Women would benefit enormously physically and mentally and spiritually if..as a society..we stop gaslighting half the human species into believing that what women have to go through physically is ‘normal’ and glorious because honestly that’s the only way they’d continue to keep getting pregnant and having more babies. Of course, physically, hormones also conspire against them creating an addiction with happy chemicals and endorphins and oxytocin and dopamine etc. But that’s nature. But nature doesn’t have Hallmark moments. It’s evolution.
I am not a feminist in the traditional sense. I dont think women are ‘equal’ to men due to evolution. Our collective biological evolution has made the female of our species superior due to their higher ability to perpetuate humanity as a species, but it has also made one gender biologically weak and vulnerable. Fix that. A true feminist would want to fix that and hack biology and evolution so we are truly equal. Everything else is fluff.

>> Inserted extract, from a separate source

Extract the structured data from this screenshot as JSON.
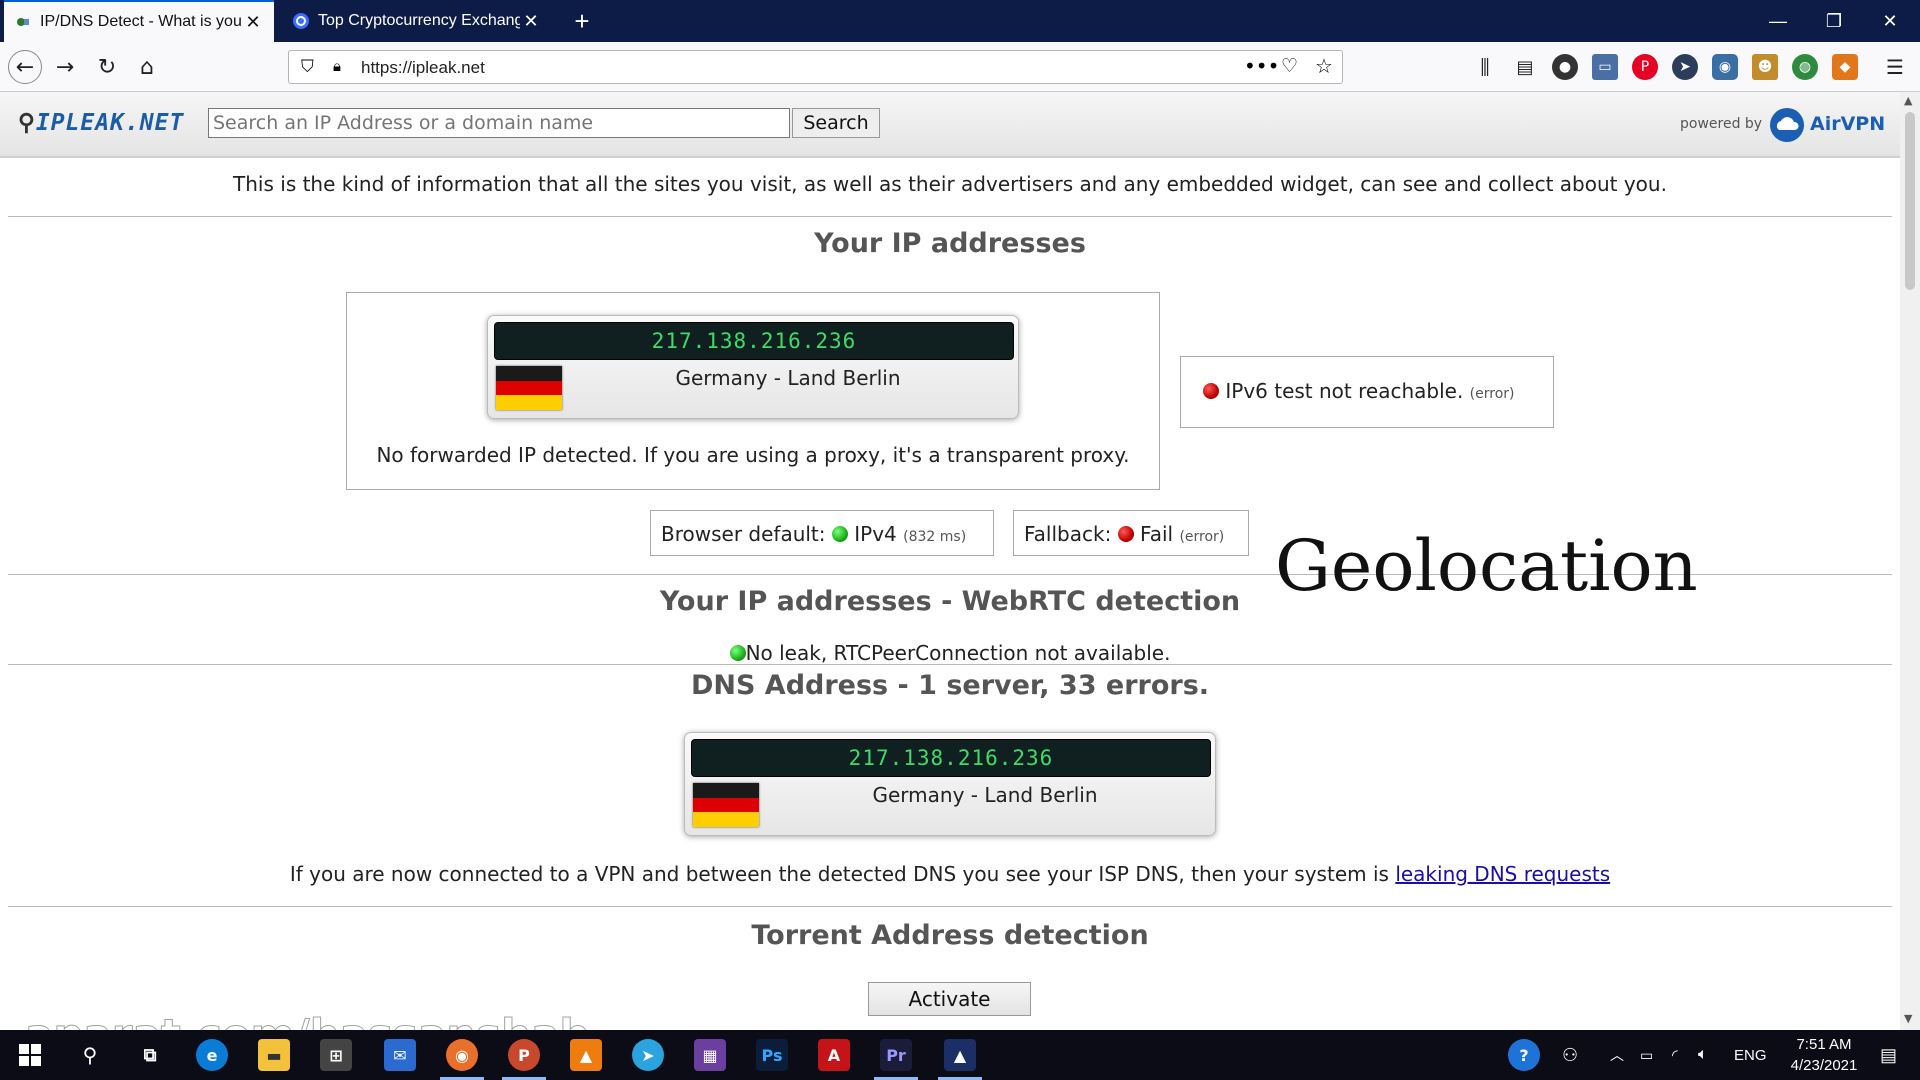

Having said all that..it is always a good thing to respect and love your elders and parents. After all, they are you and you are them. If you are your DNA, an unbroken chain of code...your source code must be treasured and thanked. It’s not going to be perfect but it’s key to understanding yourself and especially when you want to replicate that code.

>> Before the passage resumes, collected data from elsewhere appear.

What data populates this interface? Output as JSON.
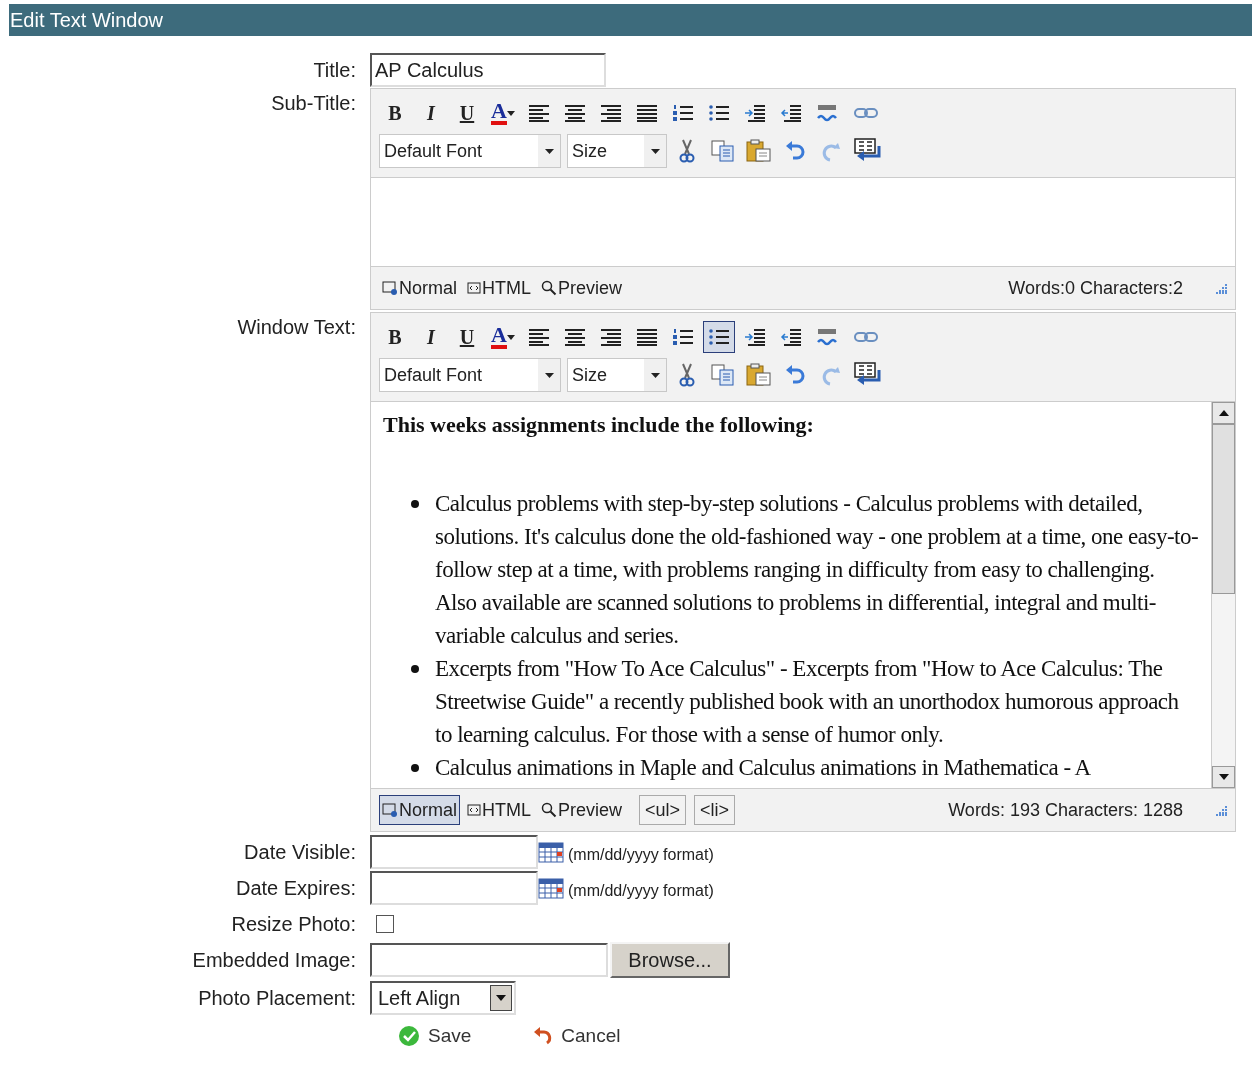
{
  "window": {
    "title": "Edit Text Window"
  },
  "title_field": {
    "label": "Title:",
    "value": "AP Calculus"
  },
  "editors": [
    {
      "label": "Sub-Title:",
      "tools": [
        {
          "kind": "bold",
          "label": "B",
          "selected": false
        },
        {
          "kind": "italic",
          "label": "I",
          "selected": false
        },
        {
          "kind": "underline",
          "label": "U",
          "selected": false
        },
        {
          "kind": "font-color",
          "label": "A",
          "selected": false
        },
        {
          "kind": "align-left",
          "selected": false
        },
        {
          "kind": "align-center",
          "selected": false
        },
        {
          "kind": "align-right",
          "selected": false
        },
        {
          "kind": "justify",
          "selected": false
        },
        {
          "kind": "ordered-list",
          "selected": false
        },
        {
          "kind": "unordered-list",
          "selected": false
        },
        {
          "kind": "indent",
          "selected": false
        },
        {
          "kind": "outdent",
          "selected": false
        },
        {
          "kind": "spellcheck",
          "selected": false
        },
        {
          "kind": "link",
          "selected": false
        }
      ],
      "font": "Default Font",
      "size": "Size",
      "actions": [
        {
          "kind": "cut"
        },
        {
          "kind": "copy"
        },
        {
          "kind": "paste"
        },
        {
          "kind": "undo"
        },
        {
          "kind": "redo"
        },
        {
          "kind": "line-break"
        }
      ],
      "modes": [
        {
          "kind": "normal",
          "label": "Normal",
          "selected": false
        },
        {
          "kind": "html",
          "label": "HTML",
          "selected": false
        },
        {
          "kind": "preview",
          "label": "Preview",
          "selected": false
        }
      ],
      "counts": "Words:0 Characters:2"
    },
    {
      "label": "Window Text:",
      "tools": [
        {
          "kind": "bold",
          "label": "B",
          "selected": false
        },
        {
          "kind": "italic",
          "label": "I",
          "selected": false
        },
        {
          "kind": "underline",
          "label": "U",
          "selected": false
        },
        {
          "kind": "font-color",
          "label": "A",
          "selected": false
        },
        {
          "kind": "align-left",
          "selected": false
        },
        {
          "kind": "align-center",
          "selected": false
        },
        {
          "kind": "align-right",
          "selected": false
        },
        {
          "kind": "justify",
          "selected": false
        },
        {
          "kind": "ordered-list",
          "selected": false
        },
        {
          "kind": "unordered-list",
          "selected": true
        },
        {
          "kind": "indent",
          "selected": false
        },
        {
          "kind": "outdent",
          "selected": false
        },
        {
          "kind": "spellcheck",
          "selected": false
        },
        {
          "kind": "link",
          "selected": false
        }
      ],
      "font": "Default Font",
      "size": "Size",
      "actions": [
        {
          "kind": "cut"
        },
        {
          "kind": "copy"
        },
        {
          "kind": "paste"
        },
        {
          "kind": "undo"
        },
        {
          "kind": "redo"
        },
        {
          "kind": "line-break"
        }
      ],
      "content": {
        "heading": "This weeks assignments include the following:",
        "items": [
          "Calculus problems with step-by-step solutions - Calculus problems with detailed, solutions. It's calculus done the old-fashioned way - one problem at a time, one easy-to-follow step at a time, with problems ranging in difficulty from easy to challenging. Also available are scanned solutions to problems in differential, integral and multi-variable calculus and series.",
          "Excerpts from \"How To Ace Calculus\" - Excerpts from \"How to Ace Calculus: The Streetwise Guide\" a recently published book with an unorthodox humorous approach to learning calculus. For those with a sense of humor only.",
          "Calculus animations in Maple and Calculus animations in Mathematica - A"
        ]
      },
      "modes": [
        {
          "kind": "normal",
          "label": "Normal",
          "selected": true
        },
        {
          "kind": "html",
          "label": "HTML",
          "selected": false
        },
        {
          "kind": "preview",
          "label": "Preview",
          "selected": false
        }
      ],
      "tags": [
        "<ul>",
        "<li>"
      ],
      "counts": "Words: 193 Characters: 1288"
    }
  ],
  "date_fields": [
    {
      "label": "Date Visible:",
      "hint": "(mm/dd/yyyy format)"
    },
    {
      "label": "Date Expires:",
      "hint": "(mm/dd/yyyy format)"
    }
  ],
  "resize_photo": {
    "label": "Resize Photo:",
    "checked": false
  },
  "embedded_image": {
    "label": "Embedded Image:",
    "button": "Browse..."
  },
  "photo_placement": {
    "label": "Photo Placement:",
    "value": "Left Align"
  },
  "buttons": [
    {
      "kind": "save",
      "label": "Save"
    },
    {
      "kind": "cancel",
      "label": "Cancel"
    }
  ]
}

But it doesn’t have to a mass ‘celebration’ of one day in a year that has become a caricature of sorts rather than anything meaningful.
Having said that, I am in favour of genetically engineering the human species. If we are to be a space faring species, we will most certainly have to genetically alter the genome.

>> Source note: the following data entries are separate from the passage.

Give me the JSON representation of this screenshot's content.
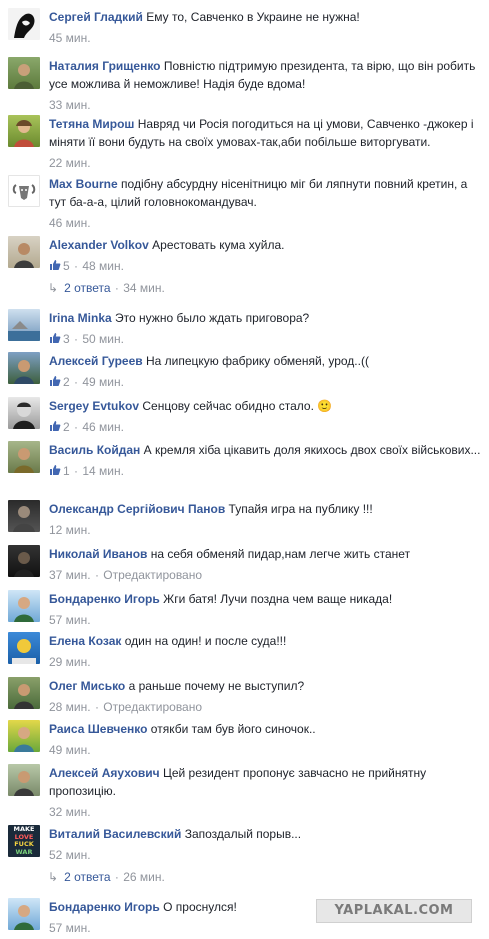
{
  "comments": [
    {
      "author": "Сергей Гладкий",
      "text": "Ему то, Савченко в Украине не нужна!",
      "time": "45 мин.",
      "likes": "",
      "edited": ""
    },
    {
      "author": "Наталия Грищенко",
      "text": "Повністю підтримую президента, та вірю, що він робить усе можлива й неможливе! Надія буде вдома!",
      "time": "33 мин.",
      "likes": "",
      "edited": ""
    },
    {
      "author": "Тетяна Мирош",
      "text": "Навряд чи Росія погодиться на ці умови, Савченко -джокер і міняти її вони будуть на своїх умовах-так,аби побільше виторгувати.",
      "time": "22 мин.",
      "likes": "",
      "edited": ""
    },
    {
      "author": "Max Bourne",
      "text": "подібну абсурдну нісенітницю міг би ляпнути повний кретин, а тут ба-а-а, цілий головнокомандувач.",
      "time": "46 мин.",
      "likes": "",
      "edited": ""
    },
    {
      "author": "Alexander Volkov",
      "text": "Арестовать кума хуйла.",
      "time": "48 мин.",
      "likes": "5",
      "edited": ""
    },
    {
      "author": "Irina Minka",
      "text": "Это нужно было ждать приговора?",
      "time": "50 мин.",
      "likes": "3",
      "edited": ""
    },
    {
      "author": "Алексей Гуреев",
      "text": "На липецкую фабрику обменяй, урод..((",
      "time": "49 мин.",
      "likes": "2",
      "edited": ""
    },
    {
      "author": "Sergey Evtukov",
      "text": "Сенцову сейчас обидно стало. 🙂",
      "time": "46 мин.",
      "likes": "2",
      "edited": ""
    },
    {
      "author": "Василь Койдан",
      "text": "А кремля хіба цікавить доля якихось двох своїх військових...",
      "time": "14 мин.",
      "likes": "1",
      "edited": ""
    },
    {
      "author": "Олександр Сергійович Панов",
      "text": "Тупайя игра на публику !!!",
      "time": "12 мин.",
      "likes": "",
      "edited": ""
    },
    {
      "author": "Николай Иванов",
      "text": "на себя обменяй пидар,нам легче жить станет",
      "time": "37 мин.",
      "likes": "",
      "edited": "Отредактировано"
    },
    {
      "author": "Бондаренко Игорь",
      "text": "Жги батя! Лучи поздна чем ваще никада!",
      "time": "57 мин.",
      "likes": "",
      "edited": ""
    },
    {
      "author": "Елена Козак",
      "text": "один на один! и после суда!!!",
      "time": "29 мин.",
      "likes": "",
      "edited": ""
    },
    {
      "author": "Олег Мисько",
      "text": "а раньше почему не выступил?",
      "time": "28 мин.",
      "likes": "",
      "edited": "Отредактировано"
    },
    {
      "author": "Раиса Шевченко",
      "text": "отякби там був його синочок..",
      "time": "49 мин.",
      "likes": "",
      "edited": ""
    },
    {
      "author": "Алексей Аяухович",
      "text": "Цей резидент пропонує завчасно не прийнятну пропозицію.",
      "time": "32 мин.",
      "likes": "",
      "edited": ""
    },
    {
      "author": "Виталий Василевский",
      "text": "Запоздалый порыв...",
      "time": "52 мин.",
      "likes": "",
      "edited": ""
    },
    {
      "author": "Бондаренко Игорь",
      "text": "О проснулся!",
      "time": "57 мин.",
      "likes": "",
      "edited": ""
    }
  ],
  "replies": [
    {
      "label": "2 ответа",
      "time": "34 мин."
    },
    {
      "label": "2 ответа",
      "time": "26 мин."
    }
  ],
  "separator": "·",
  "avatar_art": {
    "max_bourne_avatar": "ram-logo-icon",
    "vitaly_avatar_lines": [
      "MAKE",
      "LOVE",
      "FUCK",
      "WAR"
    ]
  },
  "watermark": "YAPLAKAL.COM",
  "colors": {
    "author": "#365899",
    "meta": "#90949c",
    "like": "#4267b2",
    "text": "#1d2129"
  }
}
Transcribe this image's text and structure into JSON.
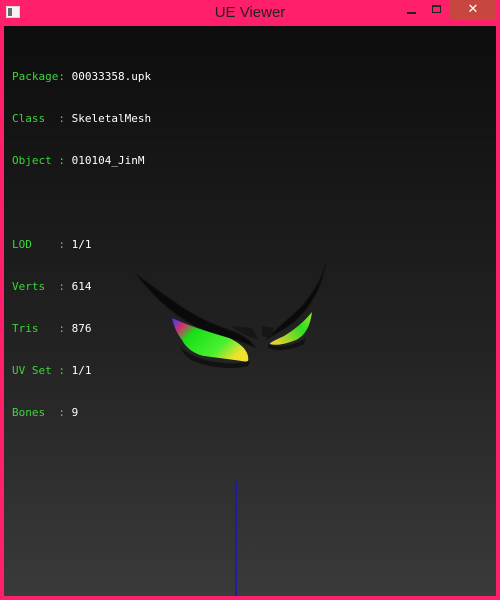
{
  "window": {
    "title": "UE Viewer",
    "title_bar_color": "#ff1f6b",
    "icons": {
      "app": "app-icon",
      "minimize": "minimize-icon",
      "maximize": "maximize-icon",
      "close": "close-icon"
    }
  },
  "info": {
    "package": {
      "label": "Package:",
      "value": "00033358.upk"
    },
    "class": {
      "label": "Class  :",
      "value": "SkeletalMesh"
    },
    "object": {
      "label": "Object :",
      "value": "010104_JinM"
    },
    "lod": {
      "label": "LOD    :",
      "value": "1/1"
    },
    "verts": {
      "label": "Verts  :",
      "value": "614"
    },
    "tris": {
      "label": "Tris   :",
      "value": "876"
    },
    "uvset": {
      "label": "UV Set :",
      "value": "1/1"
    },
    "bones": {
      "label": "Bones  :",
      "value": "9"
    }
  },
  "colors": {
    "label_text": "#3bd63b",
    "value_text": "#ffffff",
    "axis": "#1515d0"
  }
}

I don’t know if we can erase sexes. However, there will be a greater degree of feminization. The default gender is female. Y is a ..how you say..I want to call it a mutation.
Patriarchy..as the feminists call it..is just the mutation gone rogue.
Won’t people who already want to do this do this without prompting? Will people who don’t want to suddenly change their mind because they were prompted?
What is the intended goal of this post, benatkin? Do you wish for people who don’t want to speak to their mothers to do so anyway, because you told them to do so? Are you worried that people who do wish to do so will forget?
In either case, these sorts of societal nudging always struck me personally as really quite rude, the sort of thing that might warrant a “mind your own mother” sort of reply.
It seems to me that it warrants a reminder that your cultural norms and values and priorities need not be the same cultural norms and values and priorities of those around you, and those others are not wrong for diverging from your own views.
For those on the fence, I would like to nudge some of them, but not all of them, to call at least one mother figure in their life. For those who were going to call a mother figure, but were going to wait until the last moment, I would like them to call earlier. Mother's Day is traditionally celebrated in the morning, after all. I also had in mind people who were going to forget.
My views have been shaped in part by self-help books I've read, as well as what I've learned by taking yoga, improv, and meditation classes. I think it's better for most people to remove any protective shell they have around them, if they can find a safe way to do so. "The Untethered Self" by Michael Singer [1] gave me a lot of insight into it. When I'm aware, I try to let thoughts come and let them pass. I find I have an easier time doing this when I have good habits (including yoga, improv, meditation, running, and music). Sometimes I do build up a shell around myself, but I eventually open back up again.